Review of Machine Precision

Thomas J. Kennedy

Contents:

1 A Familiar Problem

2 Estimating Machine Precision

3 Scientific Notation

In Chapter 1, we will cover four main topics:

Finite Precision
Arithmetic Error
Cancellation Error
Condition of a Problem

1 A Familiar Problem

The first topic, Finite Precision, is one you have encountered before. Consider a short C++ code snippet:


int main(int argc, char** argv)
{
    double one_third = 1.0 / 3.0;
    double one = one_third + one_third + one_third;

    cout << one << "\n";

    return 0;
}

In a math course, with infinite precision, we would end up with 1 as out output. However, from previous coursework we know that this code snippet will yield something close to, but not exactly, 1.

Let us imagine that one_third and one store values in base-10 with user specified precision. Consider this table:

	Precision
Variable	1	2	3	4	8	$\infty$
`one_third`	0.3	0.33	0.333	0.3333	0.33333333	0.33333333$\ldots$
`one`	0.9	0.99	0.999	0.9999	0.99999999	1.0

This table should be reminiscent of a math course, especially if the phrase “Round to n places.” still reverberates in your mind.

2 Estimating Machine Precision

When writing code, you have used float and double in C++ and, possibly, f32 and f64 in Rust. There is a well known algorithm attributed to Cleve Moler for estimating machine precision.
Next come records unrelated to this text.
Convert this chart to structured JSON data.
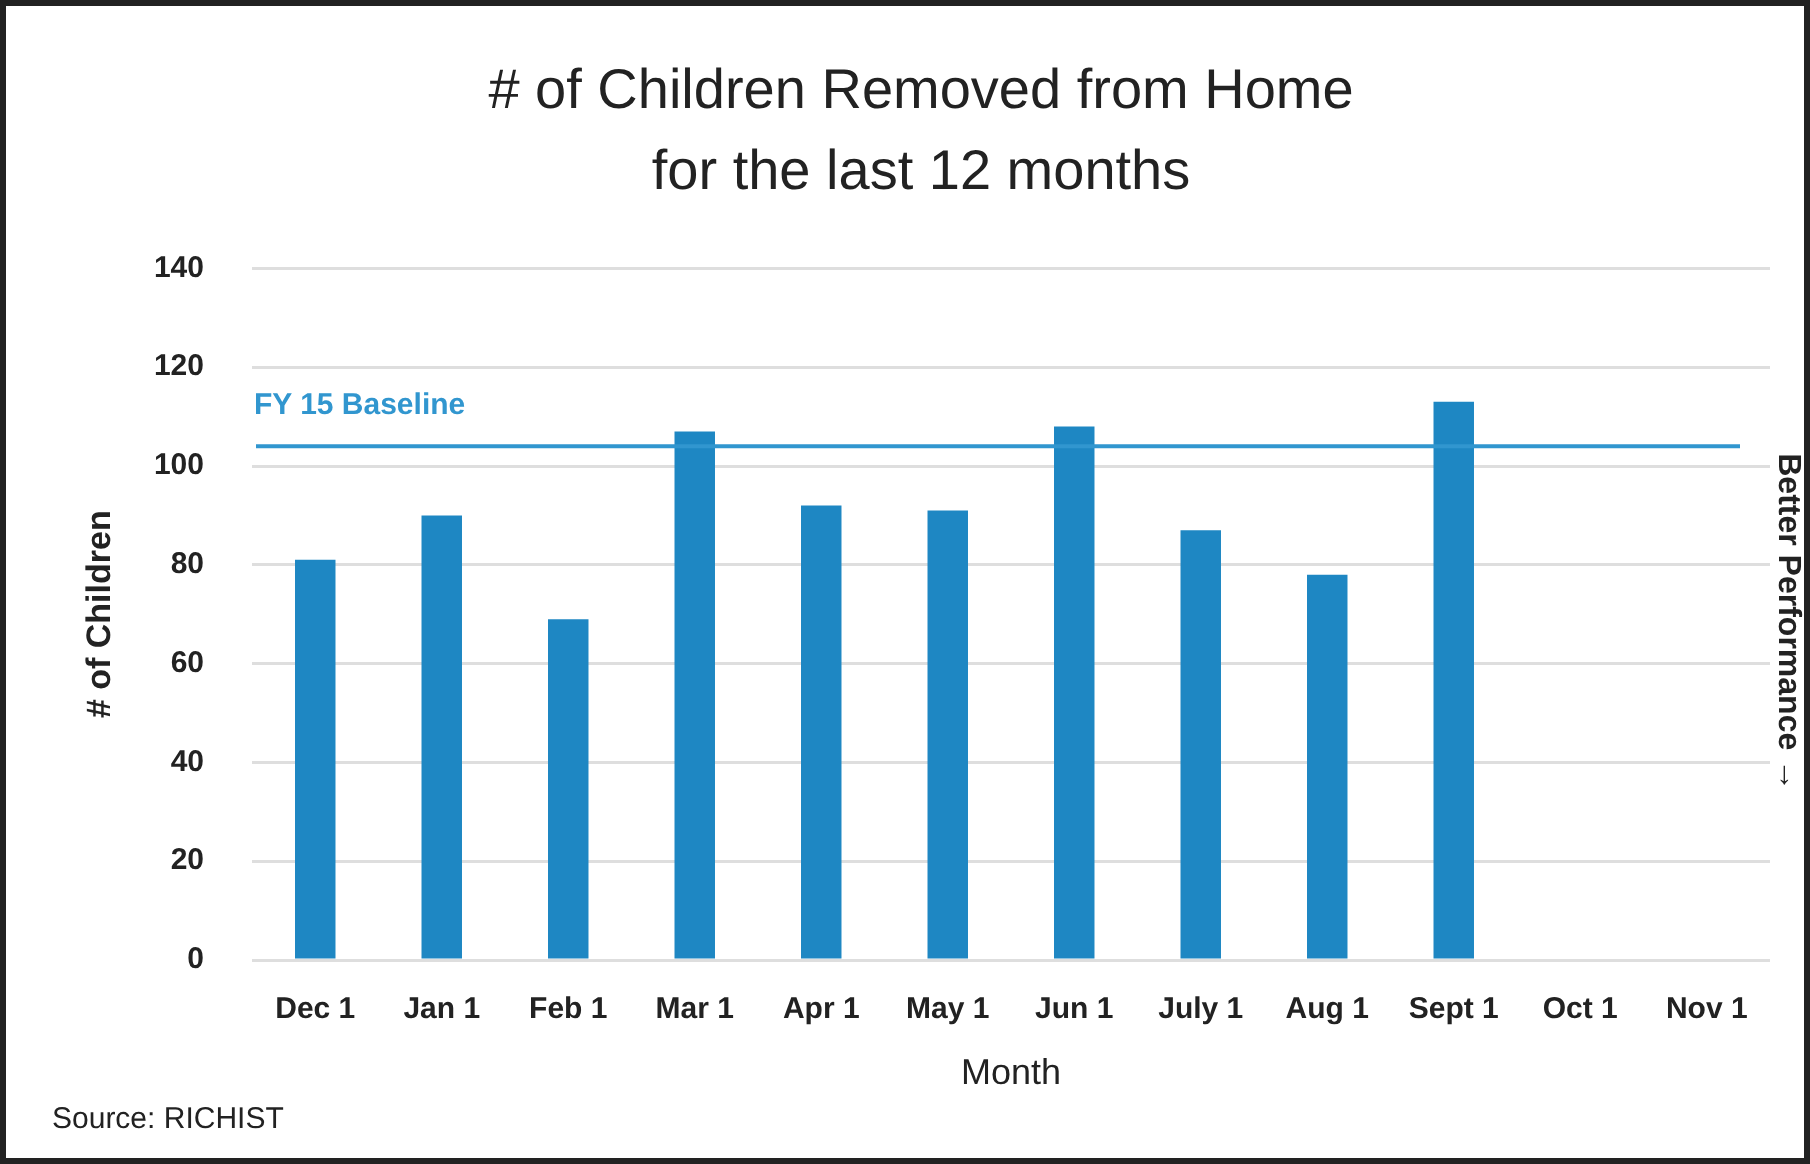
{
  "chart_data": {
    "type": "bar",
    "title": "# of Children Removed from Home\nfor the last 12 months",
    "xlabel": "Month",
    "ylabel": "# of Children",
    "categories": [
      "Dec 1",
      "Jan 1",
      "Feb 1",
      "Mar 1",
      "Apr 1",
      "May 1",
      "Jun 1",
      "July 1",
      "Aug 1",
      "Sept 1",
      "Oct 1",
      "Nov 1"
    ],
    "values": [
      81,
      90,
      69,
      107,
      92,
      91,
      108,
      87,
      78,
      113,
      null,
      null
    ],
    "color": "#1e87c3",
    "ylim": [
      0,
      140
    ],
    "yticks": [
      0,
      20,
      40,
      60,
      80,
      100,
      120,
      140
    ],
    "grid": "y",
    "ref_lines": [
      {
        "axis": "y",
        "value": 104,
        "label": "FY 15 Baseline",
        "color": "#3196cf"
      }
    ],
    "annotations": [
      "Better Performance →",
      "Source: RICHIST"
    ]
  }
}
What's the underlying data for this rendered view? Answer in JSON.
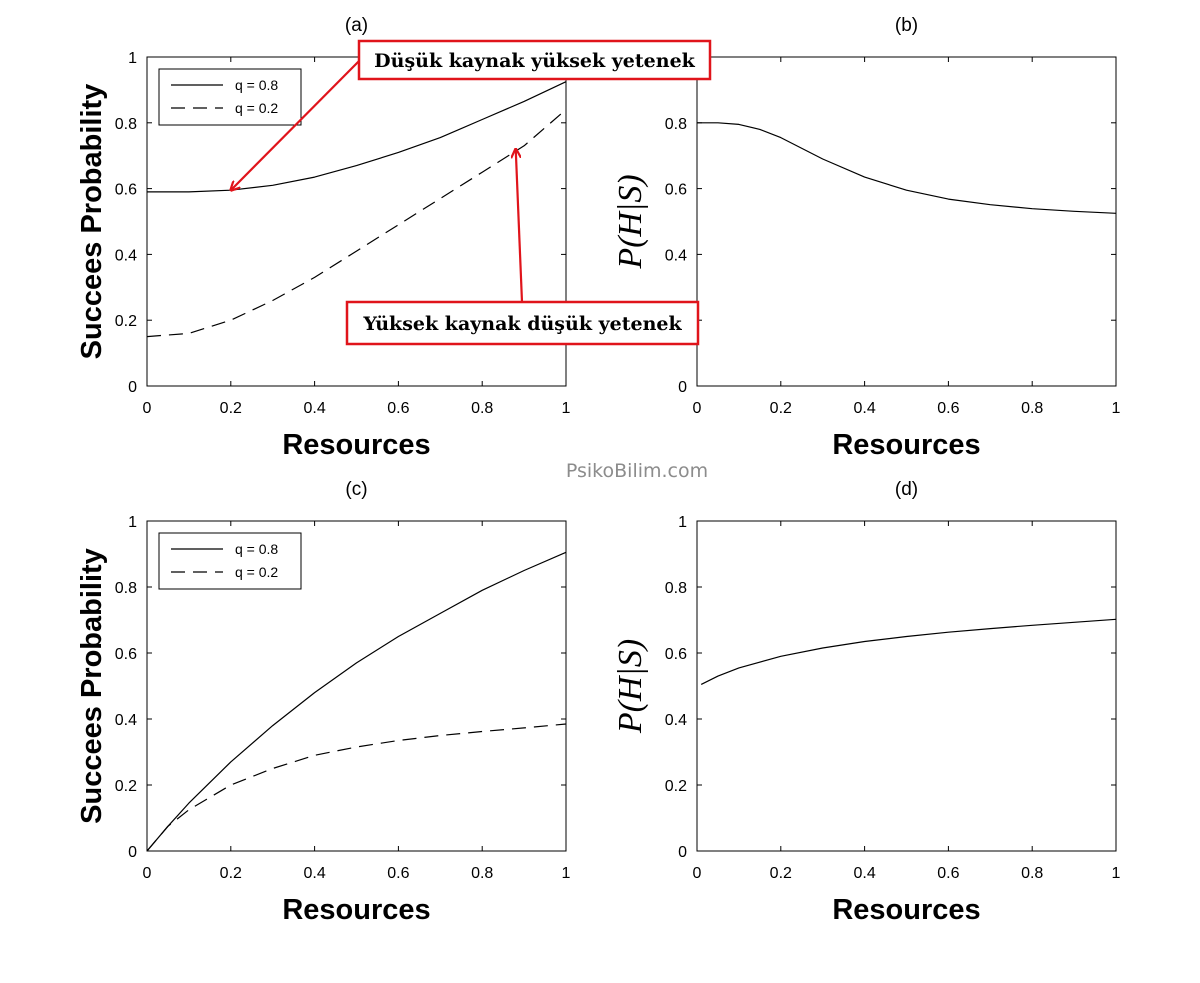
{
  "watermark": "PsikoBilim.com",
  "colors": {
    "line": "#000000",
    "annotation": "#e0141b",
    "watermark": "#8c8c8c"
  },
  "chart_data": [
    {
      "panel": "(a)",
      "type": "line",
      "title": "(a)",
      "xlabel": "Resources",
      "ylabel": "Succees Probability",
      "xlim": [
        0,
        1
      ],
      "ylim": [
        0,
        1
      ],
      "xticks": [
        "0",
        "0.2",
        "0.4",
        "0.6",
        "0.8",
        "1"
      ],
      "yticks": [
        "0",
        "0.2",
        "0.4",
        "0.6",
        "0.8",
        "1"
      ],
      "legend": "top-left",
      "grid": false,
      "x": [
        0,
        0.1,
        0.2,
        0.3,
        0.4,
        0.5,
        0.6,
        0.7,
        0.8,
        0.9,
        1.0
      ],
      "series": [
        {
          "name": "q = 0.8",
          "style": "solid",
          "values": [
            0.59,
            0.59,
            0.595,
            0.61,
            0.635,
            0.67,
            0.71,
            0.755,
            0.81,
            0.865,
            0.925
          ]
        },
        {
          "name": "q = 0.2",
          "style": "dashed",
          "values": [
            0.15,
            0.16,
            0.2,
            0.26,
            0.33,
            0.41,
            0.49,
            0.57,
            0.65,
            0.73,
            0.84
          ]
        }
      ],
      "annotations": [
        {
          "text": "Düşük kaynak yüksek yetenek",
          "target": [
            0.2,
            0.595
          ]
        },
        {
          "text": "Yüksek kaynak düşük yetenek",
          "target": [
            0.88,
            0.72
          ]
        }
      ]
    },
    {
      "panel": "(b)",
      "type": "line",
      "title": "(b)",
      "xlabel": "Resources",
      "ylabel": "P(H|S)",
      "xlim": [
        0,
        1
      ],
      "ylim": [
        0,
        1
      ],
      "xticks": [
        "0",
        "0.2",
        "0.4",
        "0.6",
        "0.8",
        "1"
      ],
      "yticks": [
        "0",
        "0.2",
        "0.4",
        "0.6",
        "0.8"
      ],
      "grid": false,
      "x": [
        0,
        0.05,
        0.1,
        0.15,
        0.2,
        0.3,
        0.4,
        0.5,
        0.6,
        0.7,
        0.8,
        0.9,
        1.0
      ],
      "series": [
        {
          "style": "solid",
          "values": [
            0.8,
            0.8,
            0.795,
            0.78,
            0.755,
            0.69,
            0.635,
            0.595,
            0.568,
            0.551,
            0.539,
            0.531,
            0.525
          ]
        }
      ]
    },
    {
      "panel": "(c)",
      "type": "line",
      "title": "(c)",
      "xlabel": "Resources",
      "ylabel": "Succees Probability",
      "xlim": [
        0,
        1
      ],
      "ylim": [
        0,
        1
      ],
      "xticks": [
        "0",
        "0.2",
        "0.4",
        "0.6",
        "0.8",
        "1"
      ],
      "yticks": [
        "0",
        "0.2",
        "0.4",
        "0.6",
        "0.8",
        "1"
      ],
      "legend": "top-left",
      "grid": false,
      "x": [
        0,
        0.05,
        0.1,
        0.2,
        0.3,
        0.4,
        0.5,
        0.6,
        0.7,
        0.8,
        0.9,
        1.0
      ],
      "series": [
        {
          "name": "q = 0.8",
          "style": "solid",
          "values": [
            0,
            0.075,
            0.145,
            0.27,
            0.38,
            0.48,
            0.57,
            0.65,
            0.72,
            0.79,
            0.85,
            0.905
          ]
        },
        {
          "name": "q = 0.2",
          "style": "dashed",
          "values": [
            0,
            0.075,
            0.125,
            0.2,
            0.25,
            0.29,
            0.315,
            0.335,
            0.35,
            0.362,
            0.373,
            0.385
          ]
        }
      ]
    },
    {
      "panel": "(d)",
      "type": "line",
      "title": "(d)",
      "xlabel": "Resources",
      "ylabel": "P(H|S)",
      "xlim": [
        0,
        1
      ],
      "ylim": [
        0,
        1
      ],
      "xticks": [
        "0",
        "0.2",
        "0.4",
        "0.6",
        "0.8",
        "1"
      ],
      "yticks": [
        "0",
        "0.2",
        "0.4",
        "0.6",
        "0.8",
        "1"
      ],
      "grid": false,
      "x": [
        0.01,
        0.05,
        0.1,
        0.2,
        0.3,
        0.4,
        0.5,
        0.6,
        0.7,
        0.8,
        0.9,
        1.0
      ],
      "series": [
        {
          "style": "solid",
          "values": [
            0.505,
            0.53,
            0.555,
            0.59,
            0.615,
            0.635,
            0.65,
            0.663,
            0.674,
            0.684,
            0.693,
            0.702
          ]
        }
      ]
    }
  ]
}
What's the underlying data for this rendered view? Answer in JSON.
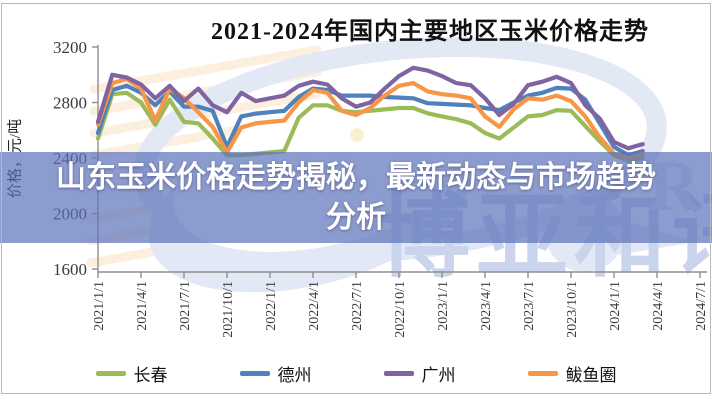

Example 1: Precision Estimation Pseudocode
let a ← 4.0 / 3.0
let b ← a - 1
let c ← b + b + b

return |1 - c|

Let us stick with our example base-10 computer (i.e., pencil and paper). Let us select a few precisions (i.e., number of mantissa digits).

	Mantissa Digits
Step	1	2	4	$\ldots$	128	$\ldots$	$\infty$
`let a ← 4.0 / 3.0`	1.3	1.33	1.3333	$\ldots$		$\ldots$	1.3333$\ldots$
`let b ← a - 1`	0.3	0.33	0.3333	$\ldots$		$\ldots$	0.3333$\ldots$
`let c ← b + b + b`	0.9	0.99	0.9999	$\ldots$	1 - $1\times 10^{128}$	$\ldots$	1
`return \| c -1 \|`	0.1	0.01	0.0001	$\ldots$	$1\times 10^{128}$	$\ldots$	0

Using a paper-and-pencil approach, we would not write out an infinite number of decimal places, we would use fractions. If we wanted to use fractions for this algorithm, the C++ std::ratio library or Python fractions module are the most readily available. However, I would end up playing with the Rust fraction crate.

3 Scientific Notation

In this discussion, we have used base-10 scientific notation (i.e., scientific notation as used in math and science). We need not be so restrictive. We can generalize scientific notation to any base, $\beta$, where $ \beta > 1$. Let us define some notation:

$$ x \times \beta^e $$

In this expression:

$x$ represents some real number.
$\beta$ represents the base (e.g., 2 or 10).
$e$ represents an integer exponents (positive, negative, or zero).

If we were working in base 10, we could have:

$$ 0.5 \times 10^{0} = 0.5 = \frac{1}{2} $$

In base-2, this would become:

$$ 1_{2} \times 2^{-1} = 0.1_{2} $$

Note the subscript $2$. When working with bases other than $10$, such subscripts specify the base.